Pandemi ile birlikte sayılı ülkelerde görülen iyi bir kriz yönetimi CDU’ya puan kazandırdı. Böylelikle SPD’nin kalesi olarak görülen NRW’de de bu sürecin etkileri görüldü.

Parti genel kongresi öncesi NRW’deki seçimler CDU için oldukça önem arzediyordu. Nitekim eyaletin CDU’lu Başbakanı Armin Laschet de Merkel yerine gösterilen adaylar arasında. 

NRW’deki tek hareketlilik seçimler değil elbette. Özellikle son dönemlerde ordu ve polis birimlerinde açığa çıkan aşırı sağ örgütlenmenin izleri bu kez NRW’de ortaya çıktı. 29 polis hakkında soruşturma açıldı. Polislerin daha önce Hessen eyaletinde ortaya çıktığı gibi whatsapp üzerinden Nazi sembolleri paylaştıkları ortaya çıktı. Polislerin Duisburg, Essen, Moers, Mülheim ve Oberhausen kentlerinde çalıştıkları birimler ve evlerinde arama yapıldığı da paylaşıldı. Bunlardan bazı grupların 2012 yılından bu yana mevcut olduğu da tespit edilmiş. 

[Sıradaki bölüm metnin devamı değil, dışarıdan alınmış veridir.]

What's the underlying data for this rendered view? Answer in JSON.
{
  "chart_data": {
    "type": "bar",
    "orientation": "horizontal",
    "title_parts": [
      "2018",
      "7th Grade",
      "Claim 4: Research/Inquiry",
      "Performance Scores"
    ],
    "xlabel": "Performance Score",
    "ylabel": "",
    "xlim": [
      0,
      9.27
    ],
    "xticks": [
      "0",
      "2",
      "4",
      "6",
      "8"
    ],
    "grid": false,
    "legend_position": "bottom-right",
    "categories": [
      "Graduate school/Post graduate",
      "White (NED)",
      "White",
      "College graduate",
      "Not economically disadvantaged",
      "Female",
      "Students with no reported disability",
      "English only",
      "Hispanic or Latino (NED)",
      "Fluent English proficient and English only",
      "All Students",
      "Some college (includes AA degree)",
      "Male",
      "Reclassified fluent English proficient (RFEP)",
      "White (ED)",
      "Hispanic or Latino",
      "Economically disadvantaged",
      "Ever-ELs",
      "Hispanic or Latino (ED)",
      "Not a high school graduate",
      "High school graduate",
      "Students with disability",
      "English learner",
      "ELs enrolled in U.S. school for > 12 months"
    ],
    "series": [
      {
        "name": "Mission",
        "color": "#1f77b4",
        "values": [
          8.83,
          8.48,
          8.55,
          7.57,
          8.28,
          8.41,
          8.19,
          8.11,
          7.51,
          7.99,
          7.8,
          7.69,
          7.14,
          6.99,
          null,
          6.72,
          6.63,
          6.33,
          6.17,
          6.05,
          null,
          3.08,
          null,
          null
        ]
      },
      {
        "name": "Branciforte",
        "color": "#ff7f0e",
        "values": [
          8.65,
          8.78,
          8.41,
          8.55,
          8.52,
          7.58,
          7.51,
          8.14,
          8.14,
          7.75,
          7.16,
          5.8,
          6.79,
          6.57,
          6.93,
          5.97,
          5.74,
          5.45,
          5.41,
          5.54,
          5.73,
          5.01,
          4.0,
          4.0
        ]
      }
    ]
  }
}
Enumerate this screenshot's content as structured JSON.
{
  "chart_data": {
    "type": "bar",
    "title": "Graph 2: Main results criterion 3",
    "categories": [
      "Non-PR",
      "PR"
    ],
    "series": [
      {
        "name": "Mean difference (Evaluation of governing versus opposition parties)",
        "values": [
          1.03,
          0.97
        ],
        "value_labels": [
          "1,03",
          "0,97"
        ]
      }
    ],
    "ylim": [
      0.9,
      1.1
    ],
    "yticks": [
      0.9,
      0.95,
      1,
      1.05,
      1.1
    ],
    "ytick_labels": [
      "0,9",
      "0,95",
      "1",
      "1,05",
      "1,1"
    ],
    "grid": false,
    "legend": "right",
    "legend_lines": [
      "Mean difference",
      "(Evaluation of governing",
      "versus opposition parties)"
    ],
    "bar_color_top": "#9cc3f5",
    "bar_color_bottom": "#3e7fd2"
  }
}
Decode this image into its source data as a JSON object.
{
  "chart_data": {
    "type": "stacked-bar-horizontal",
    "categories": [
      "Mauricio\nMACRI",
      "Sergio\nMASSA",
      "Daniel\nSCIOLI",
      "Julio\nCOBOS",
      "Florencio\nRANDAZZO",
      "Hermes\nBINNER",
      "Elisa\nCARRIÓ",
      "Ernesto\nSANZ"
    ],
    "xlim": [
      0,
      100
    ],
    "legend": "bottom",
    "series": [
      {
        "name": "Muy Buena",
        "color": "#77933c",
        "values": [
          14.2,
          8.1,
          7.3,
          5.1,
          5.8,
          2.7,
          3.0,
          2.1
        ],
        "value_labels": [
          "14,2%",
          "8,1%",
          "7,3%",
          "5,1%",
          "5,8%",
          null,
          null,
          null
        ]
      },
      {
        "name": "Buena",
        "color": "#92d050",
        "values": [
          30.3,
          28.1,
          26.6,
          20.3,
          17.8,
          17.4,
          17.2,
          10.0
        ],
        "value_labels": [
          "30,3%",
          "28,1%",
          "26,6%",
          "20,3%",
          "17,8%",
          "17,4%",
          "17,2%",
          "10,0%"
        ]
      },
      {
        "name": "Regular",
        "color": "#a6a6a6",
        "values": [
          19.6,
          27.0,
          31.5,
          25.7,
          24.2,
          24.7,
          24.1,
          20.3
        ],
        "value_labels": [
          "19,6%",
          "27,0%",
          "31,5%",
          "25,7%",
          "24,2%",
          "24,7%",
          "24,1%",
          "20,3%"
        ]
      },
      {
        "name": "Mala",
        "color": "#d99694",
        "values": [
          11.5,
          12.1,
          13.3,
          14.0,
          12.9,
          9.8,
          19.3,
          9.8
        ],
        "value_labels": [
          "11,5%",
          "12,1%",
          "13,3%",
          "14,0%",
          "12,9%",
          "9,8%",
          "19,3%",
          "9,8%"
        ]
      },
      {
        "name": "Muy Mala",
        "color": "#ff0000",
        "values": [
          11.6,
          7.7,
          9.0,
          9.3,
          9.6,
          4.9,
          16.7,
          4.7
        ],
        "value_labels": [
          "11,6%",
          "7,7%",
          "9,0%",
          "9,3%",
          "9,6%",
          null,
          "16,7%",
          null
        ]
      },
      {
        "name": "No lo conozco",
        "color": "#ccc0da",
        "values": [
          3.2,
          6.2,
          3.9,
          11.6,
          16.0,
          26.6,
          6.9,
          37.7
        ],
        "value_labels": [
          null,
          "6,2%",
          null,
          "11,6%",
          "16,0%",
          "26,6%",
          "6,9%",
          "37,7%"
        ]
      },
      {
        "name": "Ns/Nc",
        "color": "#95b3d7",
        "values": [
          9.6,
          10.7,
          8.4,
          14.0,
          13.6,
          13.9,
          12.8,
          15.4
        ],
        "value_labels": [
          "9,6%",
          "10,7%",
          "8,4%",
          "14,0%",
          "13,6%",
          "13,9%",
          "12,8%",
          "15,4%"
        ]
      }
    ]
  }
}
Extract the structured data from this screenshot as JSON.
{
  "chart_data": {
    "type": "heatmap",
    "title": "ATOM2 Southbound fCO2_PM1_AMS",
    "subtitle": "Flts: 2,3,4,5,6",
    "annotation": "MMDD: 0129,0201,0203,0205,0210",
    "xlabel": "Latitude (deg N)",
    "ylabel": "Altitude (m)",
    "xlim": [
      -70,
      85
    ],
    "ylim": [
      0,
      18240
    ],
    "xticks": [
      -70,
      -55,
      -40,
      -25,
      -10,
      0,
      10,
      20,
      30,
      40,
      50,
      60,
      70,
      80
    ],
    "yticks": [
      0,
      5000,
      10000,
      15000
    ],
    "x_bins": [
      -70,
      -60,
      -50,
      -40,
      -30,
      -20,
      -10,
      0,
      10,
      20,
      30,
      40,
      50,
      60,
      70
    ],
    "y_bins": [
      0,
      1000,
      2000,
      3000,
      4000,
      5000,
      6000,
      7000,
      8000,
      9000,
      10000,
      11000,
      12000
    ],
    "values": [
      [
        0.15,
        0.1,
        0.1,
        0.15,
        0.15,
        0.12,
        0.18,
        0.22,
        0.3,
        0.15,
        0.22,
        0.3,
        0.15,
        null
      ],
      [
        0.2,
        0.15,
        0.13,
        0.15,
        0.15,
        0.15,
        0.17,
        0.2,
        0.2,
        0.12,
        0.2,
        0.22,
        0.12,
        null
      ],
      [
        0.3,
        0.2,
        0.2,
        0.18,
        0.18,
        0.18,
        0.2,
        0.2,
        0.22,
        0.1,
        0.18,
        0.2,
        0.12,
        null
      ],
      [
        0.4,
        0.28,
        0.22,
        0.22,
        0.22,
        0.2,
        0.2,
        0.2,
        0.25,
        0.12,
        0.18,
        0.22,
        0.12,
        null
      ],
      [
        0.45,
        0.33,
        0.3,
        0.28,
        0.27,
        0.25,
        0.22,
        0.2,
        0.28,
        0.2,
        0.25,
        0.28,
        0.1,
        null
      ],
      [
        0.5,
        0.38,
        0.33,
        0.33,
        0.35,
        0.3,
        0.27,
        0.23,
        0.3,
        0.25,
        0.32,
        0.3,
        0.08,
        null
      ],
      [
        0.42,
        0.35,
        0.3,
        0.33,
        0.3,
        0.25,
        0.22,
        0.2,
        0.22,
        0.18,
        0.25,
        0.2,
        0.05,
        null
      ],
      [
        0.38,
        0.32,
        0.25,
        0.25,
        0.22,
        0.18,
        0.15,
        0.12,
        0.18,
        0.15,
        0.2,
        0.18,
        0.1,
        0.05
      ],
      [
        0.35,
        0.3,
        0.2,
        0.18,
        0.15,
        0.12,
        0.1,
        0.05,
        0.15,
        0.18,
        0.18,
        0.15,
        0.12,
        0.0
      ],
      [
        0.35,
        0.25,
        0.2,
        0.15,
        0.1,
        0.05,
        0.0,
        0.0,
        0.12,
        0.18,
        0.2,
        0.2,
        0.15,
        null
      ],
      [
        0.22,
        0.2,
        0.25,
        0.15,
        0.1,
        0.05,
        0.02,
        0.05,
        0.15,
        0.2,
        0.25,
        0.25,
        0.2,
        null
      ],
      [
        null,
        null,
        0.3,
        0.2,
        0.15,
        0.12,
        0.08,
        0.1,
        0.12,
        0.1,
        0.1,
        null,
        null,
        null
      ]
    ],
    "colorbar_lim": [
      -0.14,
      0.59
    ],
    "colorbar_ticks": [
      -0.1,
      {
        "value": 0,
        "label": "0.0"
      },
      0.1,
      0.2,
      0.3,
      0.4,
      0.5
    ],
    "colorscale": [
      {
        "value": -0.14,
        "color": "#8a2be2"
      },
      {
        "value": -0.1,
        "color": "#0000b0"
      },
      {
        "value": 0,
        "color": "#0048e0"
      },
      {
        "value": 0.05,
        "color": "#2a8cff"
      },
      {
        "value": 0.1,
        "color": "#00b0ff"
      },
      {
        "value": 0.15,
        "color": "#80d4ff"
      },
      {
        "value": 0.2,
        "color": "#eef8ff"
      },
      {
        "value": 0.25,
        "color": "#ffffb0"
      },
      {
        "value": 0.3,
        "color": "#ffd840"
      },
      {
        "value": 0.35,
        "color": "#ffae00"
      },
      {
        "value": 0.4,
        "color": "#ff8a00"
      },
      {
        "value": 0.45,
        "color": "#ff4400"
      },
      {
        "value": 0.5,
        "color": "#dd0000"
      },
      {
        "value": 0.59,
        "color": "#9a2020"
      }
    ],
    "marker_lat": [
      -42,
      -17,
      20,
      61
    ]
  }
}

Hem federal, hem de eyalet içişleri bakanları olayı bir utanç olarak nitelendirdi. Olayla ilgili çok yönlü bir araştırma başlatıldığı belirtildi. 

Son dönemlerde özellikle ordu ve poliste ortaya çıkan aşırı sağcı örgütlenmelerle ilgili sürdürülen mücadele boyutunu ele alırsak bu söylemler yeterli mi? 

2012’den bu yana aktif olduğu tespit edilen chat gruplarından nasıl olurda şimdiye kadar kimsenin haberi olmaz, ya da açığa çıkarılmaz.

Kaldı ki Almanya özellikle aşırı sağ örgütlenmesinin alanlara taşmasının ardından söylemlerinde aşırı sağ ile mücadele vurgusunu hep sıcak tutuyor. Fakat her geçen gün ortaya çıkan bu ve benzeri olaylar hala etkili bir mücadelenin verilmediğini gösteriyor. 

Şimdi Almanya’da Hessen eyaleti ile başlayan ve NRW ile devam eden ve polis teşkilatlarında organizeli aşırı sağ örgütlemeleri olduğunun ortaya çıkmasıyla beraber bu sorunun yapısal bir sorun olup olmadığı tartışılıyor. Şimdiye kadar bu sorunun reddi üzerinden açıklamalar yapıldı. Sanki münferit vakalar gibi ele alınan bu soruşturmanın önemli bir tartışmayı da tekrar güncellediğini söyleyebiliriz.

Sorunun kabulü çözümünü de kolaylaştırır. Nitekim polis teşkilatı içerisinde uzun süredir bulunan bu örgütlenmeden kimsenin haberinin olmaması durumu zaten özetliyor.

Sol Parti ve Yeşiller özellikle bu gibi durumlar için bağımsız şikayet merkezlerinin kurulmasını istiyor. Fakat henüz bu yönde bir adım yok.

Irkçı örgütlenmenin yapısal olduğunu reddederek etkin bir mücadele geliştirilemez. Zira ortaya çıkan olaylar öyle görünüyorki buzdağının sadece görünen yüzü.